There was a failure in terms of the regulatory framework. Not in terms of the regulators not doing their jobs but the legislation and regulations to give them the muscle. Their teeth were missing.
Another failure is that during the period of high dependence on the multilaterals, and absence of any foreign exchange, we agreed to certain loans to the multilaterals which were counterproductive. They were loans which linked agricultural interest rates to market. There is no legal crop which you can produce with a 40 per cent interest rate. That was clearly a failure.
Q: What are the policy adjustments to address that issue?
Davies: Policy number one is that interest rates have come down. More importantly, we have taken, initially, unilateral decisions which were then endorsed, to bring those interest rates down.

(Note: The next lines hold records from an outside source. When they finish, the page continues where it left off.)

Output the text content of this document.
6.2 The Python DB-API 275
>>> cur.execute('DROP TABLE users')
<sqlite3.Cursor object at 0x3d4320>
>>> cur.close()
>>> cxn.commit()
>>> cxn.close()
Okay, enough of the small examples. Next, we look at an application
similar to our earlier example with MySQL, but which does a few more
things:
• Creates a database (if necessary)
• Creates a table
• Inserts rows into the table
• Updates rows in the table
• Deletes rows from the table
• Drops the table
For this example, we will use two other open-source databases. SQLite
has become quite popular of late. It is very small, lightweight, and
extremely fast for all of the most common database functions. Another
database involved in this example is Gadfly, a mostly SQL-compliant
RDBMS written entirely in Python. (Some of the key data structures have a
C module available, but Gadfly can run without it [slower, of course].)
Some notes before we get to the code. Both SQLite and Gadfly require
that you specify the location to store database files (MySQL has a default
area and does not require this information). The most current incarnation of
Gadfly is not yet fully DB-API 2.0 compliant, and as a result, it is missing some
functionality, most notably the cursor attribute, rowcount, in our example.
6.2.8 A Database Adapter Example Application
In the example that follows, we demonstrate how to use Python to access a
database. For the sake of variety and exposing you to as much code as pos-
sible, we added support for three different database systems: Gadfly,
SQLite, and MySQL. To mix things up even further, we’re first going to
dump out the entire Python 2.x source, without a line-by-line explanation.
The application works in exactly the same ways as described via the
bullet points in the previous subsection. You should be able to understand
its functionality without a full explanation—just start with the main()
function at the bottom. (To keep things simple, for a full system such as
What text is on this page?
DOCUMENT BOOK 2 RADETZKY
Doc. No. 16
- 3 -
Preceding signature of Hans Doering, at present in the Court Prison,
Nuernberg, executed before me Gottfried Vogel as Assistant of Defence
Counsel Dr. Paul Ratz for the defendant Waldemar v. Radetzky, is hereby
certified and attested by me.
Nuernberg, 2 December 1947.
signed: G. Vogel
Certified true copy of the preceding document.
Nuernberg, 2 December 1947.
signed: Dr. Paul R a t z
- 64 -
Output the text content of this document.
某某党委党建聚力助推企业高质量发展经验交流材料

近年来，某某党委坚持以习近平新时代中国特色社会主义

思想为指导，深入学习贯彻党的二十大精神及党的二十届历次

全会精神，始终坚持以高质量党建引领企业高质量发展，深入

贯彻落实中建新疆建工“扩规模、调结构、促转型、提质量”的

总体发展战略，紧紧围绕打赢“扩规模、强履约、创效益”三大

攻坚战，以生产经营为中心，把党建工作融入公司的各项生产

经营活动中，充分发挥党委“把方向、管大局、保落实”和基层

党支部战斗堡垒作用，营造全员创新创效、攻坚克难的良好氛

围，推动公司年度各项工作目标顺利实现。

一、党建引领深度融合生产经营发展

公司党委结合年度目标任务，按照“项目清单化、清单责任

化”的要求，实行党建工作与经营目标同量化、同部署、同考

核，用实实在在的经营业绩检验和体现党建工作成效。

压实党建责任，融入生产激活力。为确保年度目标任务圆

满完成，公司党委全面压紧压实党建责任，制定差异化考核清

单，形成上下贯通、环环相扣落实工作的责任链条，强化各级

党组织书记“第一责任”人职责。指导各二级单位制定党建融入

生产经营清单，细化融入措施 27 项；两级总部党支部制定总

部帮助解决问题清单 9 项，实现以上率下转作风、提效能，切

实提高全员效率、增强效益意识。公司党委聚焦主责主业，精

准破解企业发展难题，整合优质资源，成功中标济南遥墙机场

Those interest rates were not needed for the viability of the banks. It was the argument of the multilaterals that arbitrage would be permitted in the sense that if you lent a man at 15 per cent, he could take that and move the money around. We have also worked with the commercial banks in terms of the use of funds or part of the funds released through the reduction in the cash reserve ratio.
Q:. I thought that one of the failures with agriculture was the rapid liberalisation?
Davies: I can't concede that as a failure. Liberalisation is inevitable. The failure would be in terms of our domestic agriculture not being prepared to face that. But the failure is not per se the elimination of tariffs. So if you want to position it that adequate preparation was not made, that is one thing. Or adequate preparation was not made to prevent dumping... But there is a flip side to that. You have to be intellectually honest from the government's position in that part of the control or reduction of inflation is also related to the access to cheaper imported commodities. Food has a 56 per cent weighting in the CPI (Consumer Price Index) basket.
The reduction in unemployment levels particularly with regard to young people (represents another failure). Unemployment has plateaued at 16 per cent.
There are good explanations, but it is a failure. One explanation must be related to the educational system. Because many of these persons, it is not that they have not been exposed to schooling, but they have not been made ready for jobs. They have no marketable skills. And even now for example, one of the problems faced by the call centres is that there are jobs but they don't have people with the communication skills. It is a failure. Govern-ments are supposed to deal with problems. I am not trying to hide behind the explanation. It happened on our watch.
Q: I think there is a qualitative issue about the type of employment that has been generated which is more in the informal sector. Pearnel Charles speaks of more part-time jobs being created and people now working on limited contracts.
Davies: The reality is that there has to be a change in mindset and it is worldwide. That 'good' job people have come to expect for the future is going be less and less there. The unions are going to have to face it. The man going in at 8.30 and leaving at 5 o'clock with a lunch hour and three weeks vacation: You are going to have a core of that, but increasingly, employment is going to be self-created or activities without any specific time-line. So there is nothing wrong with those activities if it is legal, and increasingly in what you call the informal sector, the issue is how then do you bring them into the mainstream. There has been a failure of all of society, including government to recognise the changing patterns.